The CAI is expanding its footprint via a partnership with Utah Valley University, which offers Utah’s only degree program (both major and minor) devoted to issues of national security. With a stronger team of multiple players, said Johnson, “we are basically saying to the State Legislature, ‘Hey look, you’ve got two of your universities cooperating to build this really robust, innovative program. We need funding!’ That’s our goal.”

Additional funding, said Johnson, would allow CAI to expand its outreach to more communities, consolidate a larger dedicated faculty base from multiple disciplines and establish a procedure to apply for and accept research grants.

"We make it clear to our students that we know, embrace and celebrate the opportunities for human progress that come with emergent technology. Our job is not to say, ‘Everything in the future is horrible.’ Our job is to identify any unintended consequences."
— Briana Bowen

A change requiring a seismic shift

Seatbelt up, Americans. Bowen explains that the United States has now, in 2019, reached a rocky precipice where only “a seismic shift” can prepare us to identify and anticipate the slings and arrows aimed our way.

The consoling news is that the United States has already withstood such a shift. And, adds Bowen, “we survived and thrived.”

At the turn of the 20th century, the automobile was introduced, and Americans fell in love. Many of them probably even looked up from the wheel to notice that “a gigantic technological revolution” had just occurred, said Bowen.

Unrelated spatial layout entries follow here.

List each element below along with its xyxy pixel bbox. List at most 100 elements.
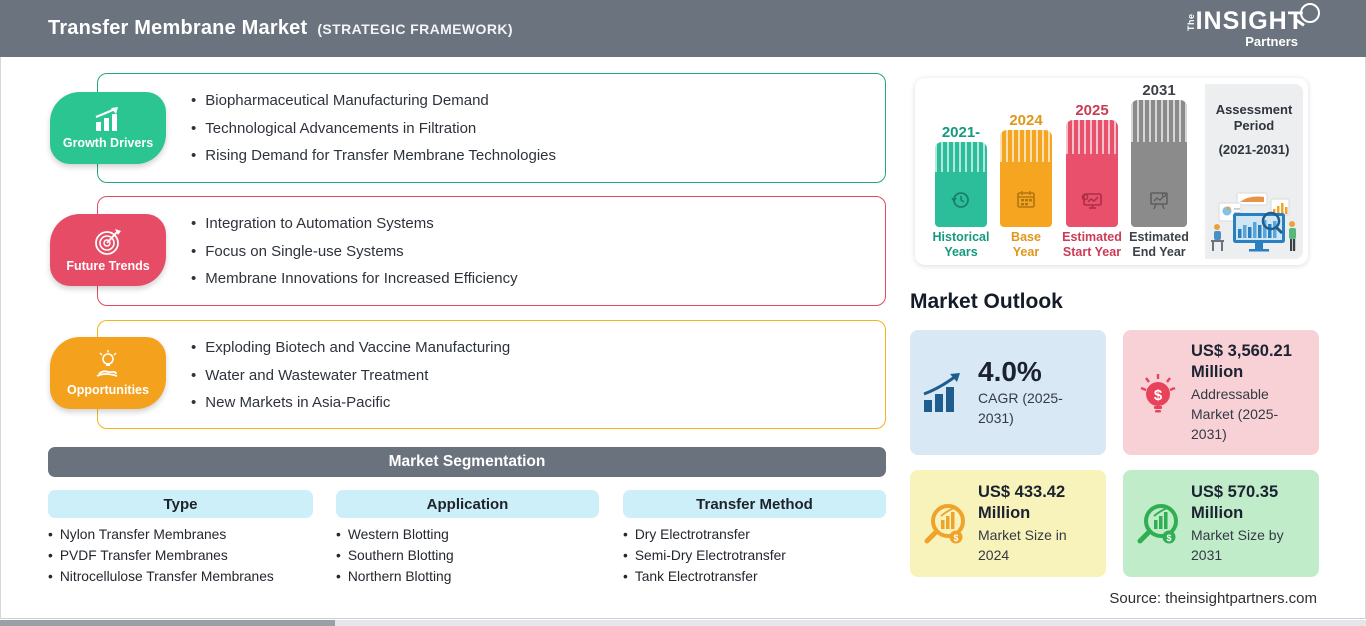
- source-attribution: Source: theinsightpartners.com: [1109, 590, 1317, 607]
- list-item: Exploding Biotech and Vaccine Manufactur…: [191, 334, 510, 362]
- market-size-2024-value: US$ 433.42 Million: [978, 483, 1066, 522]
- cagr-label: CAGR (2025-2031): [978, 390, 1063, 426]
- addressable-market-card: $ US$ 3,560.21 Million Addressable Marke…: [1123, 330, 1319, 455]
- card-text: US$ 3,560.21 Million Addressable Market …: [1191, 341, 1307, 444]
- card-text: 4.0% CAGR (2025-2031): [978, 357, 1094, 428]
- market-size-2031-value: US$ 570.35 Million: [1191, 483, 1279, 522]
- calendar-icon: [1017, 191, 1035, 208]
- page-title-group: Transfer Membrane Market (STRATEGIC FRAM…: [48, 17, 513, 40]
- future-trends-box: Integration to Automation Systems Focus …: [97, 196, 886, 306]
- monitor-gear-icon: [1081, 193, 1102, 209]
- logo-insight-text: INSIGHT: [1195, 7, 1304, 35]
- bar-category-line2: Years: [944, 244, 978, 259]
- application-list: Western Blotting Southern Blotting North…: [336, 525, 454, 587]
- bar-category-label: Base Year: [1000, 230, 1052, 259]
- future-trends-label: Future Trends: [66, 258, 150, 273]
- bar-category-line2: Start Year: [1062, 244, 1122, 259]
- bar-stripes: [1066, 120, 1118, 154]
- list-item: Integration to Automation Systems: [191, 210, 518, 238]
- magnifier-icon: [1300, 3, 1320, 23]
- bar-category-line2: End Year: [1132, 244, 1186, 259]
- page-title: Transfer Membrane Market: [48, 17, 308, 39]
- growth-bars-arrow-icon: [920, 372, 970, 414]
- list-item: Nylon Transfer Membranes: [48, 525, 274, 546]
- list-item: Rising Demand for Transfer Membrane Tech…: [191, 142, 556, 170]
- bar-category-label: Estimated End Year: [1127, 230, 1191, 259]
- bar-stripes: [1131, 100, 1187, 142]
- assessment-line1: Assessment: [1215, 102, 1293, 117]
- logo-partners-text: Partners: [1245, 34, 1298, 49]
- list-item: Membrane Innovations for Increased Effic…: [191, 265, 517, 293]
- future-trends-pill: Future Trends: [50, 214, 166, 286]
- segmentation-header-application: Application: [336, 490, 599, 518]
- svg-text:$: $: [953, 533, 958, 543]
- opportunities-label: Opportunities: [67, 382, 149, 397]
- infographic-page: Transfer Membrane Market (STRATEGIC FRAM…: [0, 0, 1366, 626]
- market-size-2024-card: $ US$ 433.42 Million Market Size in 2024: [910, 470, 1106, 577]
- assessment-range: (2021-2031): [1218, 142, 1290, 157]
- assessment-timeline-panel: 2021-2023 Historical Years 2024: [915, 78, 1308, 265]
- opportunities-box: Exploding Biotech and Vaccine Manufactur…: [97, 320, 886, 429]
- assessment-period-box: Assessment Period (2021-2031): [1205, 84, 1303, 259]
- column-header-label: Type: [163, 495, 198, 513]
- list-item: Tank Electrotransfer: [623, 567, 786, 588]
- list-item: New Markets in Asia-Pacific: [191, 389, 510, 417]
- logo-main: INSIGHT Partners: [1195, 7, 1304, 49]
- bulb-dollar-icon: $: [1133, 368, 1183, 418]
- bar-category-label: Estimated Start Year: [1060, 230, 1124, 259]
- cagr-card: 4.0% CAGR (2025-2031): [910, 330, 1106, 455]
- card-text: US$ 570.35 Million Market Size by 2031: [1191, 482, 1307, 565]
- growth-drivers-list: Biopharmaceutical Manufacturing Demand T…: [191, 87, 556, 170]
- addressable-market-label: Addressable Market (2025-2031): [1191, 386, 1279, 442]
- logo-the-text: The: [1185, 13, 1196, 31]
- addressable-market-value: US$ 3,560.21 Million: [1191, 342, 1292, 381]
- growth-drivers-pill: Growth Drivers: [50, 92, 166, 164]
- page-subtitle: (STRATEGIC FRAMEWORK): [317, 21, 513, 37]
- bar-chart-up-icon: [95, 106, 118, 131]
- year-label: 2024: [1009, 112, 1043, 129]
- cagr-value: 4.0%: [978, 356, 1042, 387]
- list-item: Southern Blotting: [336, 546, 454, 567]
- list-item: Technological Advancements in Filtration: [191, 115, 556, 143]
- bulb-hand-icon: [96, 349, 118, 377]
- bar-stripes: [935, 142, 987, 172]
- market-segmentation-bar: Market Segmentation: [48, 447, 886, 477]
- future-trends-list: Integration to Automation Systems Focus …: [191, 210, 518, 293]
- bar-stripes: [1000, 130, 1052, 162]
- opportunities-pill: Opportunities: [50, 337, 166, 409]
- list-item: Semi-Dry Electrotransfer: [623, 546, 786, 567]
- magnifier-chart-icon-green: $: [1133, 500, 1183, 548]
- bar-category-line1: Base: [1011, 230, 1041, 244]
- growth-drivers-label: Growth Drivers: [62, 135, 154, 150]
- opportunities-list: Exploding Biotech and Vaccine Manufactur…: [191, 334, 510, 417]
- card-text: US$ 433.42 Million Market Size in 2024: [978, 482, 1094, 565]
- year-label: 2031: [1142, 82, 1176, 99]
- list-item: Western Blotting: [336, 525, 454, 546]
- analytics-people-illustration: [1211, 192, 1296, 252]
- header-bar: Transfer Membrane Market (STRATEGIC FRAM…: [0, 0, 1366, 57]
- market-size-2024-label: Market Size in 2024: [978, 527, 1067, 563]
- list-item: Water and Wastewater Treatment: [191, 362, 510, 390]
- presentation-icon: [1150, 192, 1168, 210]
- bar-category-line1: Estimated: [1062, 230, 1122, 244]
- assessment-line2: Period: [1233, 118, 1275, 133]
- list-item: PVDF Transfer Membranes: [48, 546, 274, 567]
- list-item: Dry Electrotransfer: [623, 525, 786, 546]
- growth-drivers-box: Biopharmaceutical Manufacturing Demand T…: [97, 73, 886, 183]
- horizontal-scrollbar[interactable]: [0, 620, 1366, 626]
- magnifier-chart-icon-orange: $: [920, 500, 970, 548]
- bar-category-line1: Estimated: [1129, 230, 1189, 244]
- target-dart-icon: [95, 228, 121, 255]
- list-item: Focus on Single-use Systems: [191, 238, 518, 266]
- insight-partners-logo: The INSIGHT Partners: [1185, 3, 1320, 49]
- segmentation-header-transfer-method: Transfer Method: [623, 490, 886, 518]
- svg-text:$: $: [1154, 387, 1163, 404]
- year-label: 2025: [1075, 102, 1109, 119]
- column-header-label: Application: [426, 495, 509, 513]
- horizontal-scrollbar-thumb[interactable]: [0, 620, 335, 626]
- transfer-method-list: Dry Electrotransfer Semi-Dry Electrotran…: [623, 525, 786, 587]
- list-item: Nitrocellulose Transfer Membranes: [48, 567, 274, 588]
- type-list: Nylon Transfer Membranes PVDF Transfer M…: [48, 525, 274, 587]
- market-size-2031-card: $ US$ 570.35 Million Market Size by 2031: [1123, 470, 1319, 577]
- timeline-bar-estimated-start: [1066, 120, 1118, 227]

The happy jalopy was never created to “have an evil intent,” said Bowen. But criminals quickly found their own use for the car — escaping over state lines. The national crisis was so great that in 1908 the U.S. government created the Federal Bureau of Investigation to fight interstate crime.

“That was so forward thinking at that point in time,” said Bowen. “It was this slap-dash, knee-jerk reaction to the pace of technology changing the world of law enforcement so radically that we had to establish a brand-new institution.

“That same moment,” she adds, “is happening right now.”